Simply locating a behavioral health program in the same facility as primary care services won’t accomplish integrated care. While physical proximity is vitally important, integration must take place on many levels — physical, financial, clinical, administrative, and attitudinal — to achieve a true coordinated, multidisciplinary approach.

It’s a good idea for community health agencies contemplating or initiating an integrated behavioral program to first look at where on a continuum their agency currently falls: Levels Of Integrated Behavioral Health Care.

An effective tool for readiness self-evaluation has been developed by Karen W. Linkins, PhD et al. in “Conceptualizing and Measuring Dimensions of Integration in Service Models Delivering Mental Health Care to Primary Care Patients.” The assessment instrument measures the level of integration along five basic dimensions: communication; physical proximity of primary and mental health care; temporal proximity of primary and mental care; integration of mental health expertise/services; and integration with respect to the degree of stigma.

Dr. Jurgen Unutzer, a leader in the IMPACT depression treatment model and research, posed several fundamental questions clinics needed to ask themselves to prepare for implementation of the model. These questions apply equally to clinics contemplating all types of integrated behavioral care programs:

  • How will clients be identified?
  • Who will prescribe antidepressants?
  • Who will provide counseling/psychotherapy?
  • Who will provide mental health back-up?
  • Who will track clinical outcomes and how?
  • How will treatment changes be initiated?
  • How will team members communicate?
  • What is the overall implementation strategy?
  • Who will lead/coordinate the effort?
  • What kind of provider/staff training is needed?
  • What structural/program changes are needed?
  • What are anticipated barriers and challenges?
  • How will we measure success?
  • How can the model be sustained?

Several other instruments are available to both enable clinics to self-assess how prepared they are to undertake integrated care and to point them to specific areas that they need consider.  Dale Jarvis prepared a “High Level Provider Assessment” for the National Council.
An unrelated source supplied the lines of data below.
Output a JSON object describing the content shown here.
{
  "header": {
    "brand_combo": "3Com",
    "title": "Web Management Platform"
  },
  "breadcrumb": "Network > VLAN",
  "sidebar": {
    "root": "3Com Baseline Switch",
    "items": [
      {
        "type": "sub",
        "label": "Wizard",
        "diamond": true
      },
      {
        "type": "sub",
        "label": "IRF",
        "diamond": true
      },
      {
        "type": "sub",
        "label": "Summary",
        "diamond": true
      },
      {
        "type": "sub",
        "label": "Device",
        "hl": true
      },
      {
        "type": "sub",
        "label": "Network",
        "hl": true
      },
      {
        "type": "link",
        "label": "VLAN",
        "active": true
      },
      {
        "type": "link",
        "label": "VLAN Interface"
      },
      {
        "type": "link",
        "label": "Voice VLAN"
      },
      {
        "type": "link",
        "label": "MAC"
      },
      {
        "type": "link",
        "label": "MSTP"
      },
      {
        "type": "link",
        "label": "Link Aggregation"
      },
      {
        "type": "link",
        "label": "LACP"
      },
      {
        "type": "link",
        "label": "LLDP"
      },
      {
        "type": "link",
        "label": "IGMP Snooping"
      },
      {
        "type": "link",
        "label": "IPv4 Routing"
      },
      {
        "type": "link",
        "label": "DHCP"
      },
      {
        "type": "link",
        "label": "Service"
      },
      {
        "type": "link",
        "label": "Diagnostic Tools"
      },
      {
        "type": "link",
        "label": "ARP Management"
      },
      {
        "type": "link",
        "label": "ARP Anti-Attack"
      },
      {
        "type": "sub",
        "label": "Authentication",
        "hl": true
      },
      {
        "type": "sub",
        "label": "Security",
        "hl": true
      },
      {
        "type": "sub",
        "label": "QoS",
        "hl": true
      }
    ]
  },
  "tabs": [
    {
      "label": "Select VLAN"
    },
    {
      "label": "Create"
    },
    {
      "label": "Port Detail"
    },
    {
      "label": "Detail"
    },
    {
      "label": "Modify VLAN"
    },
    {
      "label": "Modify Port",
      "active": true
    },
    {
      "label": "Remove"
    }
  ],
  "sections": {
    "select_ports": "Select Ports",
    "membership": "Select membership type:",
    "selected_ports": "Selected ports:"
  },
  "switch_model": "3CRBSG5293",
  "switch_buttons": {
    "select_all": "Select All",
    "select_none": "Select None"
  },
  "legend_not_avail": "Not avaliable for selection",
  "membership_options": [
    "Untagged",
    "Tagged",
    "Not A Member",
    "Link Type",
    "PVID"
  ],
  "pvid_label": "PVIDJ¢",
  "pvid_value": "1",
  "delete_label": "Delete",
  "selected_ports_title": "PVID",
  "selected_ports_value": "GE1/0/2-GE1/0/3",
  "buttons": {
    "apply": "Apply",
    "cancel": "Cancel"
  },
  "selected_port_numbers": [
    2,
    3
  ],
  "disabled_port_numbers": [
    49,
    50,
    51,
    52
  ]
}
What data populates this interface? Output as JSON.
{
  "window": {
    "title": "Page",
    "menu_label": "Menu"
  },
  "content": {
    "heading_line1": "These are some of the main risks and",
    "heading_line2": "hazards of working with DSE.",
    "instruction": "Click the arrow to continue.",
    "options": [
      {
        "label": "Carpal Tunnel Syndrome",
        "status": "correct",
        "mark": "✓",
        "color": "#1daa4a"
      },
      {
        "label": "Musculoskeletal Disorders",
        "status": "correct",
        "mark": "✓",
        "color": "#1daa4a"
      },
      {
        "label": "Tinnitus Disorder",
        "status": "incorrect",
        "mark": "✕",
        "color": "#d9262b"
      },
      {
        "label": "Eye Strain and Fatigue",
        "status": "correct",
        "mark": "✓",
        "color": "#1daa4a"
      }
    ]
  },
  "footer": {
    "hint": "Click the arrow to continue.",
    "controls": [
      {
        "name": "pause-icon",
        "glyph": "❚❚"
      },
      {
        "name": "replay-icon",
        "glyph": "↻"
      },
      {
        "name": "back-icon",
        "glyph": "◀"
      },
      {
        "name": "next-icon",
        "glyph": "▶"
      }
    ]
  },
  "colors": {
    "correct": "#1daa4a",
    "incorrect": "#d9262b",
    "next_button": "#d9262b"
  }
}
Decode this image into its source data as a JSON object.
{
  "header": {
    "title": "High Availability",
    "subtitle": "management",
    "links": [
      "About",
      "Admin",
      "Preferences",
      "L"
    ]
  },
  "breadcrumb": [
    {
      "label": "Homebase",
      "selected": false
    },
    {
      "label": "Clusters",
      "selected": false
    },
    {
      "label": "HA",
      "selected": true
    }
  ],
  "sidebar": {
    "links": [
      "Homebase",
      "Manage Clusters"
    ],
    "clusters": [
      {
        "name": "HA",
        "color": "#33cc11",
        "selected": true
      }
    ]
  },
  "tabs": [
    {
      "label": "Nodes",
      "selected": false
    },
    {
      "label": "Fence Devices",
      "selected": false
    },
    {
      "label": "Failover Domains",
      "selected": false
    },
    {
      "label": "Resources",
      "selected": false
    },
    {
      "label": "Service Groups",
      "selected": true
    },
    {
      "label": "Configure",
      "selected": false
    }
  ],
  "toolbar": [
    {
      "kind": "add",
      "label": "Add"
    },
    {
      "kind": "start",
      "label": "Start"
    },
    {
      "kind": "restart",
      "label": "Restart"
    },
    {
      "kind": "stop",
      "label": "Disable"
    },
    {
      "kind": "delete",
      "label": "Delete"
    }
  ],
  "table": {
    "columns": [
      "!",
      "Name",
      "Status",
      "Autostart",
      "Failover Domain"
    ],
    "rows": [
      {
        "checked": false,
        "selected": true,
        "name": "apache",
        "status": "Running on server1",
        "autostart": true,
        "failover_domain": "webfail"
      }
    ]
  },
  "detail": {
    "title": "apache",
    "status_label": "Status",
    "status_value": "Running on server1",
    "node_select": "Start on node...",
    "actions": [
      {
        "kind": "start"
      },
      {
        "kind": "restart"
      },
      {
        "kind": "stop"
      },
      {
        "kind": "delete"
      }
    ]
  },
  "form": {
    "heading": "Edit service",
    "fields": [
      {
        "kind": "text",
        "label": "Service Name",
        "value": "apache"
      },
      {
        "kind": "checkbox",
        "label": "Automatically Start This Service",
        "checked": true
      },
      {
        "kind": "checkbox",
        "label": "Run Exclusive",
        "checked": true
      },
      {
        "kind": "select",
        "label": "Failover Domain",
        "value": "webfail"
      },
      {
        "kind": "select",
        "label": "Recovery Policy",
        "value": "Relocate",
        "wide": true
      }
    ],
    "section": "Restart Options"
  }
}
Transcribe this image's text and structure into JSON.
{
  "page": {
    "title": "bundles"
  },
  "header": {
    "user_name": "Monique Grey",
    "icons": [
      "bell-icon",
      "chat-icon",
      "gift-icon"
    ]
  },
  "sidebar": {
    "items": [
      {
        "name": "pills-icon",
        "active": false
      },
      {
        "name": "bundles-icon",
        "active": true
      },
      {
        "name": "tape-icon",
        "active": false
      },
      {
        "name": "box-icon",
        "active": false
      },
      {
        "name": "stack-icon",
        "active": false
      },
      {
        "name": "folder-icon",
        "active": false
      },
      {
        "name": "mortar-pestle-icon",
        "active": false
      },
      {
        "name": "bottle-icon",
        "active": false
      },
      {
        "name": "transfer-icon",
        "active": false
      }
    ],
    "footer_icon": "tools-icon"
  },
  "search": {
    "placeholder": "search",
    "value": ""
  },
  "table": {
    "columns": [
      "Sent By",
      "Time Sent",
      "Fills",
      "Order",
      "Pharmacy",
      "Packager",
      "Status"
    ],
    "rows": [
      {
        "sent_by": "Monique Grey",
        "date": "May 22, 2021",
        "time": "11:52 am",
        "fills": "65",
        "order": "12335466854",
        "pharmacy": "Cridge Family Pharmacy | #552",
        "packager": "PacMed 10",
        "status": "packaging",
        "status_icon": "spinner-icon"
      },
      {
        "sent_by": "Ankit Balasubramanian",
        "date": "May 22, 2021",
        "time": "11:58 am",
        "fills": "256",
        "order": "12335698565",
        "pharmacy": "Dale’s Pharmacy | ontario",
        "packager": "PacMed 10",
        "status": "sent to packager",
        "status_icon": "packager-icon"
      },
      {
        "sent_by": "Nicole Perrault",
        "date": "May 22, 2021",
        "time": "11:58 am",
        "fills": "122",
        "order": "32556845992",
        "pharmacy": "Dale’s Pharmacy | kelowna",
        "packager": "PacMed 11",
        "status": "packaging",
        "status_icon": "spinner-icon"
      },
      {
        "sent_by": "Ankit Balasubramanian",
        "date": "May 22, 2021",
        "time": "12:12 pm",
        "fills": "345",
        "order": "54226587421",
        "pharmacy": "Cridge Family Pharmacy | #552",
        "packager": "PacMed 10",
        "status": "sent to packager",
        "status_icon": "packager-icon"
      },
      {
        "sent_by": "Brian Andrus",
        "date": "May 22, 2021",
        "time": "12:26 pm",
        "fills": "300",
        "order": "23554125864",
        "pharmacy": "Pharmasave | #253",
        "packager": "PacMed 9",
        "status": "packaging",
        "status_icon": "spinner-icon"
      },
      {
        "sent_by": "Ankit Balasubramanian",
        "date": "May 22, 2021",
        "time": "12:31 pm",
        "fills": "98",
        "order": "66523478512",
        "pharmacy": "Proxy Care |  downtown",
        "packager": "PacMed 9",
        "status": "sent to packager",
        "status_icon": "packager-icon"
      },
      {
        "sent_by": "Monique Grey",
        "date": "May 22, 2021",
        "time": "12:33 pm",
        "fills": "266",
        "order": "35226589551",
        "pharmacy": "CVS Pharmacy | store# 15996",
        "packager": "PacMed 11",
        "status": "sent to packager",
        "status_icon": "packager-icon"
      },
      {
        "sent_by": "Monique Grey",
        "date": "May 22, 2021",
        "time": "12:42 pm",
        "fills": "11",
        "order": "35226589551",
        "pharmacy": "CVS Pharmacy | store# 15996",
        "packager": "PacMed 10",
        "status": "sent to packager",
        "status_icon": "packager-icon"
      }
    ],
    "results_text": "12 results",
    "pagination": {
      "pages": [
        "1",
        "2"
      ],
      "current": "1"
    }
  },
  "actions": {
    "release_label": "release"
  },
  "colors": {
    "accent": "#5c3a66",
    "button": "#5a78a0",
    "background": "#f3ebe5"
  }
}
Case Western Reserve developed the “Integrated Treatment Tool to Evaluate the Integration of Primary and Behavioral Health Care” and  the University of Washington AIMS Center developed the “Patient-Centered Integrated Behavioral Care Principles and Tasks” in consultation with national experts.  Besides measuring readiness, the self-assessment survey can serve to direct and focus clinics embarking on integrated care.  AIMS also created a team building checklist to help clinics identify and assign specific tasks associated with integrated care.

To assure that our grantees fell all across the spectrum of integrated behavioral care, IBHP developed an Integration Level Survey, a brief checklist grant applicants completed to provide an indication of how closely behavioral services were aligned with general health care at their primary clinics.